Acostumbrados a medir los sucesos históricos según los acontecimientos que tienen que ver con el destino de este pueblo, creo que merece la pena reflexionar sobre lo que en esa conciencia de la humanidad puede representar lo que acontece en Gaza. Pues ciertamente, que un millar largo de ciudadanos israelitas hayan sido pasados a cuchillo en un asalto criminal, cruel y cobarde, de una brutalidad arcaica dictada desde los mugrientos despachos de un ayatolá, testimonia lo que ya sabíamos, la carencia de futuro que tiene un pueblo bajo esos dirigentes. A un teniente general en la reserva del Ejército español le escuché la frase más profunda sobre este conflicto. Que no tendrá fin mientras el odio a Israel sea más fuerte, intenso y poderoso que el amor de los musulmanes al pueblo palestino.

Conocíamos ese desprecio. Lo vimos en Siria, en Irán, en Yemen, por no hablar del ISIS. La cultura islámica es sobria y entrañable en sus clases populares. Laboriosa y humilde, resiste y ordena la vida familiar de forma admirable. Sus buenas gentes son acogedoras y serviciales y mantienen con su fe la disciplina personal y social incluso en medio del sufrimiento. Pero sus elites políticas son las más crueles y desalmadas de las que se tiene memoria. El pueblo palestino se ha convertido en un juguete en sus manos y contaban con las consecuencias de su vil ataque porque sabían que no las sufrirían en sus carnes. Sabían que las miles de muertes palestinas debilitarían al Estado de Israel ante la conciencia del mundo. Y buscan más. Que se confunda el Estado de Israel con el pueblo judío para legitimar su antisemitismo. Esperaban esas consecuencias porque conocen hasta qué punto ahora Israel está en manos de mentes parecidas a las de los oscuros ayatolas. Son enemigos ante su espejo.

Los líderes actuales de Israel no han caído en la trampa. Han caminado por su propio pie hacia esta situación. Y al hacerlo, han forjado una experiencia más de ese destino que une la historia mundial y la del pueblo judío. Con esa experiencia en la mano, el Estado de Israel ya no puede representar la conciencia de la humanidad, ni hablar desde la perspectiva de un Dios que vela por su pueblo. El Estado de Israel se ha degradado a una particularidad más entre los pueblos de la Tierra y una que ya no se puede identificar con una fe y una moral, sino sólo con la confianza en un violento ejército; no con la experiencia profética de dejar de ser una víctima, sino con la evidencia de la racionalizada ira que lleva a producir víctimas puras de forma abstracta y despiadada. Que se haya llegado aquí por la presión del fanatismo religioso sionista, demuestra hasta qué punto se ha preferido abandonar lo que representa el pueblo judío a los ojos de la conciencia moral del mundo, y regresar a un espíritu vengativo y arcaico de destrucción.

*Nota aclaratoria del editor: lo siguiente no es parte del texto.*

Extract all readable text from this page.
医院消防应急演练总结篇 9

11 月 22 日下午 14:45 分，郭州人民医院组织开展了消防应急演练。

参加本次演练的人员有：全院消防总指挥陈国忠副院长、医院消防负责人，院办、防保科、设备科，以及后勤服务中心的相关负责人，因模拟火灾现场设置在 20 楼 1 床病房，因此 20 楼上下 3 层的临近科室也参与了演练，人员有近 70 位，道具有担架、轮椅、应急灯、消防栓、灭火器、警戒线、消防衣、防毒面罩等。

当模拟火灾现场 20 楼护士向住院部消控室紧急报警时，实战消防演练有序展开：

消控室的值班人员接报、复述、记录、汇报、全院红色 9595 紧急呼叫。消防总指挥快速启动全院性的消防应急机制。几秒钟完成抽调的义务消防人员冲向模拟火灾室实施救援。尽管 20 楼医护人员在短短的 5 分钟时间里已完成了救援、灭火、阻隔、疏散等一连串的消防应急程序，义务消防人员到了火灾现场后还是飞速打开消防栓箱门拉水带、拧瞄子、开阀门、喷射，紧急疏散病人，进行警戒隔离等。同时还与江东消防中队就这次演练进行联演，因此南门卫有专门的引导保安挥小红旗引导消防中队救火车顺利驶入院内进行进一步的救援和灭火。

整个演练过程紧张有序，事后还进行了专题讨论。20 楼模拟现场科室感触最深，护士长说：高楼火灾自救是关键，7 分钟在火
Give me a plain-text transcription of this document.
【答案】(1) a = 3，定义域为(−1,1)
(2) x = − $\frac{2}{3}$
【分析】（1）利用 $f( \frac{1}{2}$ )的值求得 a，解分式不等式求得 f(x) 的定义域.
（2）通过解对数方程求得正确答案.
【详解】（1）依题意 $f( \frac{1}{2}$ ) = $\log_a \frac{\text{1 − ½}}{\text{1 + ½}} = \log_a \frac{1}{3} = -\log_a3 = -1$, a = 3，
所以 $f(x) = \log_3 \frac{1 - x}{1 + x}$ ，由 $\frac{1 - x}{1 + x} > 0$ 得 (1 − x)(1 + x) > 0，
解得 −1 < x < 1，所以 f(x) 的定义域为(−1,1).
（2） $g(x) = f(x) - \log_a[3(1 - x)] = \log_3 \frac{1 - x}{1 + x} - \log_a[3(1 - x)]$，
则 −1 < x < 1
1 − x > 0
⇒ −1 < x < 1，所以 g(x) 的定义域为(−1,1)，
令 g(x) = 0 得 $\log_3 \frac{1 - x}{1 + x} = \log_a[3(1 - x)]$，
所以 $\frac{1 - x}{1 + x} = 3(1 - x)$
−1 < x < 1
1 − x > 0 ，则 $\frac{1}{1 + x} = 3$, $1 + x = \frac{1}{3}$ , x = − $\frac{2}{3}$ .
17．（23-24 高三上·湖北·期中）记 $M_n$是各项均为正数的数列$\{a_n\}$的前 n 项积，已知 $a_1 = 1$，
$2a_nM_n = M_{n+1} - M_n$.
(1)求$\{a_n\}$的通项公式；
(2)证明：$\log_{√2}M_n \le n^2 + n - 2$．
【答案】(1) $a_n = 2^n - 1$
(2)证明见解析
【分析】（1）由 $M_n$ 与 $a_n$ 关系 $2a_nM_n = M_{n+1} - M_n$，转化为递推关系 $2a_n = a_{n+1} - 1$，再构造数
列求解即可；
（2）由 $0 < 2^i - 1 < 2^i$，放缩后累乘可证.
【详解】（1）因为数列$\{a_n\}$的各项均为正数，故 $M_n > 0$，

Pero cualquiera que mire la historia de los últimos cinco mil años puede comprobar qué ha sido de los poderes imperiales y hasta qué punto quedaron indefensos los que confiaron exclusivamente en una alianza con ellos. El mismo espíritu de Israel no puede ignorar que nadie, tras estos hechos, estará en el futuro libre de pedir piedad y que será otorgada en la medida en que se supo dar. Quien, como es mi caso, ha construido su universo moral y sus percepciones religiosas sobre la idea de Sefarad no puede callar hoy. Debemos elevar ante Netanyahu y su gobierno nuestro desprecio moral. De esa manera nos unimos al clamor del mundo, incluidos esos coros que, inspirados en la sabiduría de una religión milenaria, una y un millón de veces proclaman desde la colina del Capitolio: "Jews say cease fire now!".